Bennett fracture is an intraarticular fracture involving the base of the thumb and leading to a subluxation of the carpometacarpal joint. It was described initially by Edward Hallaran Bennett in the late nineteenth century.
The fracture is inherently unstable and requires adequate reduction and immobilization or fixation.
Carpometacarpal joint is critical for pinching and opposition movements and this injury may lead to loss of function if not treated properly.
The thumb consists of two phalanges and a metacarpal. The metacarpal ends in the carpometacarpal joint.
The carpometacarpal joint is an articulation between the trapezium and the base of the first metacarpal.
It is a saddle-shaped joint.
It is stabilized by the anterior (volar) and posterior oblique ligaments, the anterior and posterior intermetacarpal ligaments, and the dorsal radial ligament. The anterior oblique ligament is the most important for stability in the carpometacarpal joint.
The dorsal ligament is not as strong as the volar ligament but is reinforced by the abductor pollicis longus (APL).
Pathophysiology and Causes
Thumb injuries are common.
A Bennett fracture results when an axial force is transmitted through a partially flexed thumb metacarpal. This is an intra-articular fracture of the base of thumb separating small part of the metacarpal onto where the volar oblique ligament inserts from rest of the thumb. The part where volar oblique ligament inserts remain in the anatomic position, and the remainder of the articular base subluxates.
The direction of the subluxation is dorsal, radial, and proximal because the fragment is pulled by the force of abductor pollicis longus.
Clinical Presentation of Bennett Fracture
There would be history of trauma followed by immediate pain and swelling or ischemia. AS noted before axial compression when thumb in the flexion is most common mechanism
On examination, there would be visible deformity and swelling.
Ecchymosis over carpometacarpal joint area may be present.
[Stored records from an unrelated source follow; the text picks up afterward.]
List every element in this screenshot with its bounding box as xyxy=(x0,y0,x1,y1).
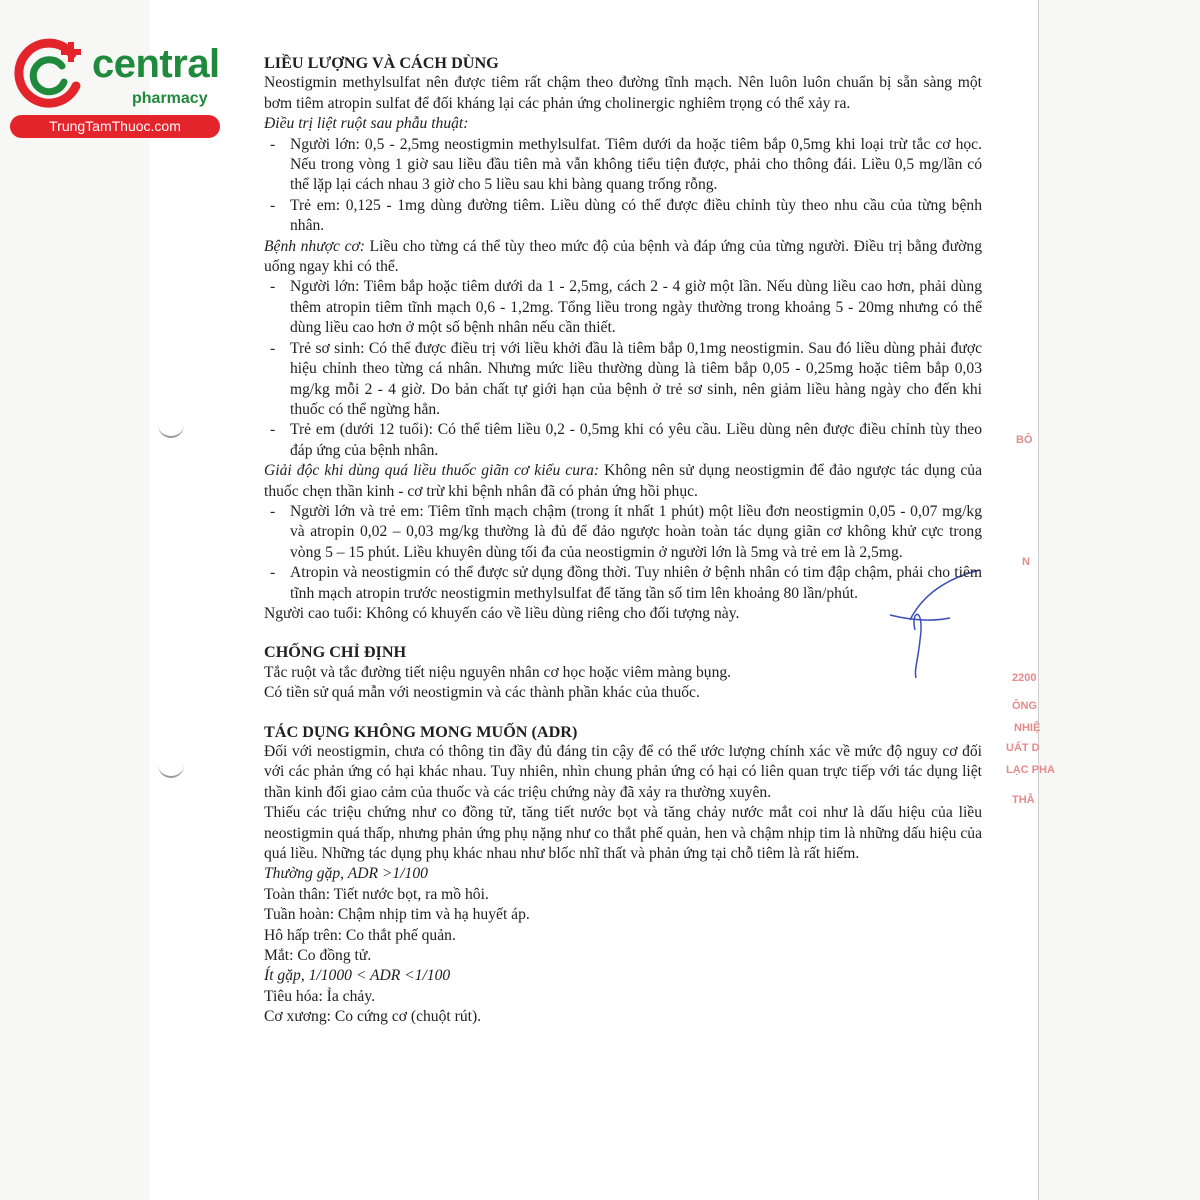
adr-uncommon-label: Ít gặp, 1/1000 < ADR <1/100 xyxy=(264,967,451,985)
stamp-fragment: THĂ xyxy=(1012,794,1035,806)
list-item: - Atropin và neostigmin có thể được sử dụng đồng thời. Tuy nhiên ở bệnh nhân có tim đập chậm, phải cho tiêm tĩnh mạch atropin trước neostigmin methylsulfat để tăng tần số tim lên khoảng 80 lần/phút. xyxy=(290,563,982,604)
adr-paragraph: Đối với neostigmin, chưa có thông tin đầy đủ đáng tin cậy để có thể ước lượng chính xác về mức độ nguy cơ đối với các phản ứng có hại khác nhau. Tuy nhiên, nhìn chung phản ứng có hại có liên quan trực tiếp với tác dụng liệt thần kinh đối giao cảm của thuốc và các triệu chứng này đã xảy ra thường xuyên. xyxy=(264,743,982,801)
elderly-note: Người cao tuổi: Không có khuyến cáo về liều dùng riêng cho đối tượng này. xyxy=(264,604,740,622)
leaflet-content xyxy=(264,53,982,1028)
dosage-intro: Neostigmin methylsulfat nên được tiêm rất chậm theo đường tĩnh mạch. Nên luôn luôn chuẩn bị sẵn sàng một bơm tiêm atropin sulfat để đối kháng lại các phản ứng cholinergic nghiêm trọng có thể xảy ra. xyxy=(264,74,982,112)
adr-paragraph: Thiếu các triệu chứng như co đồng tử, tăng tiết nước bọt và tăng chảy nước mắt coi như là dấu hiệu của liều neostigmin quá thấp, nhưng phản ứng phụ nặng như co thắt phế quản, hen và chậm nhịp tim là những dấu hiệu của quá liều. Những tác dụng phụ khác nhau như blốc nhĩ thất và phản ứng tại chỗ tiêm là rất hiếm. xyxy=(264,804,982,863)
logo-website[interactable]: TrungTamThuoc.com xyxy=(10,115,220,138)
antidote-text: Không nên sử dụng neostigmin để đảo ngược tác dụng của thuốc chẹn thần kinh - cơ trừ khi bệnh nhân đã có phản ứng hồi phục. xyxy=(264,462,983,500)
adr-common-label: Thường gặp, ADR >1/100 xyxy=(264,865,428,883)
contraindication-line: Có tiền sử quá mẫn với neostigmin và các thành phần khác của thuốc. xyxy=(264,684,700,702)
adr-common-item: Tuần hoàn: Chậm nhịp tim và hạ huyết áp. xyxy=(264,906,530,924)
list-item: - Trẻ em (dưới 12 tuổi): Có thể tiêm liều 0,2 - 0,5mg khi có yêu cầu. Liều dùng nên được điều chỉnh tùy theo đáp ứng của bệnh nhân. xyxy=(290,420,982,461)
contraindication-line: Tắc ruột và tắc đường tiết niệu nguyên nhân cơ học hoặc viêm màng bụng. xyxy=(264,663,732,681)
adr-common-item: Toàn thân: Tiết nước bọt, ra mồ hôi. xyxy=(264,885,489,903)
antidote-list xyxy=(264,502,982,604)
adr-common-item: Hô hấp trên: Co thắt phế quản. xyxy=(264,926,456,944)
list-item: - Người lớn: Tiêm bắp hoặc tiêm dưới da 1 - 2,5mg, cách 2 - 4 giờ một lần. Nếu dùng liều cao hơn, phải dùng thêm atropin tiêm tĩnh mạch 0,6 - 1,2mg. Tổng liều trong ngày thường trong khoảng 5 - 20mg nhưng có thể dùng liều cao hơn ở một số bệnh nhân nếu cần thiết. xyxy=(290,277,982,338)
list-item: - Người lớn và trẻ em: Tiêm tĩnh mạch chậm (trong ít nhất 1 phút) một liều đơn neostigmin 0,05 - 0,07 mg/kg và atropin 0,02 – 0,03 mg/kg thường là đủ để đảo ngược hoàn toàn tác dụng giãn cơ không khử cực trong vòng 5 – 15 phút. Liều khuyên dùng tối đa của neostigmin ở người lớn là 5mg và trẻ em là 2,5mg. xyxy=(290,502,982,563)
adr-uncommon-item: Cơ xương: Co cứng cơ (chuột rút). xyxy=(264,1008,482,1026)
myasthenia-text: Liều cho từng cá thể tùy theo mức độ của bệnh và đáp ứng của từng người. Điều trị bằng đường uống ngay khi có thể. xyxy=(264,237,982,276)
adr-common-item: Mắt: Co đồng tử. xyxy=(264,947,372,965)
antidote-paragraph xyxy=(264,461,982,502)
stamp-fragment: ÔNG xyxy=(1012,700,1038,712)
ileus-label: Điều trị liệt ruột sau phẫu thuật: xyxy=(264,115,469,133)
ileus-list xyxy=(264,135,982,237)
myasthenia-list xyxy=(264,277,982,461)
logo-name: central xyxy=(92,42,220,86)
antidote-label: Giải độc khi dùng quá liều thuốc giãn cơ kiểu cura: xyxy=(264,462,600,480)
stamp-fragment: BÔ xyxy=(1016,434,1033,446)
central-pharmacy-logo[interactable] xyxy=(10,36,220,136)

There would be tenderness to touch.
There is difficulty in moving the thumb and decreased pinch grasp and grip strength.
In suspected cases, stress to the joint may reveal the instability/subluxation.
Standard AP, lateral and oblique x-rays are ordered.
- True AP of thumb (Robert’s View)
- Arm in full pronation with dorsum of thumb on cassette
- True lateral of thumb
- hand pronated 30 degrees and beam angled 15 degrees distally
Most of the fractures and subluxations are clearly visible.
Subtle subluxations may be suggested by a broken V sign on the lateral x-ray. A normal V is formed by the radial aspect of the trapeziometacarpal articulation. Disruption of this may indicate undetected CMC joint subluxation.
CT could help in the identification of comminution and find any suspected impaction of the articular surface.
Treatment of Bennett Fracture
Small avulsion fractures with minimal articular incongruity and instability can be managed by thumb spica cast mobilization after closed reduction.
The patients are monitored with x-rays regularly. Greater than 1 mm of articular incongruity initially or at follow up after closed reduction is an indication for surgery.
Nonoperative treatment is not considered in
- Open fracture
- Unstable fracture
- Articular incongruity greater than 1 mm
- Joint subluxation
More than 1 mm of articular incongruity or persistent subluxation after closed reduction indicates the need for surgical treatment because articular incongruity is associated with an increased rate of articular degeneration.
Two 0.045-in. K-wires are used to fix the fracture. The wires are drilled through the dorsal radial thumb metacarpal base into the volar ulnar fragment after reduction.
A very small fragment would not be able to hold wires and in such cases, reduction may be maintained by placing the K-wire through the fragment into the trapezium or the index metacarpal
If the percutaneous technique does not result in acceptable reduction or fixation, open reduction and internal fixation is done.
Some authors recommend open reduction straightaway if displacement is more than 3 mm.
The fracture is then fixed by K-wires or mini-screws (2.0 mm).
After radiological evidence of union, immobilization is removed and the patient is put on joint mobilization, strengthening & flexibility exercises.
The patient may also require dexterity re-education.
- Degenerative arthritis
- Loss of motion
Articular incongruity leads to degeneration but in some cases, impact initial oseocartilaginous injury leads to arthritis.
Prolonged immobilization is also associated with loss of motion also occurs following prolonged immobilization
The energy associated with original injury is the most important prognostic factor in Bennett fracture.
Comminution, articular surface damage and extensive soft-tissue injury often are associated with poor outcomes.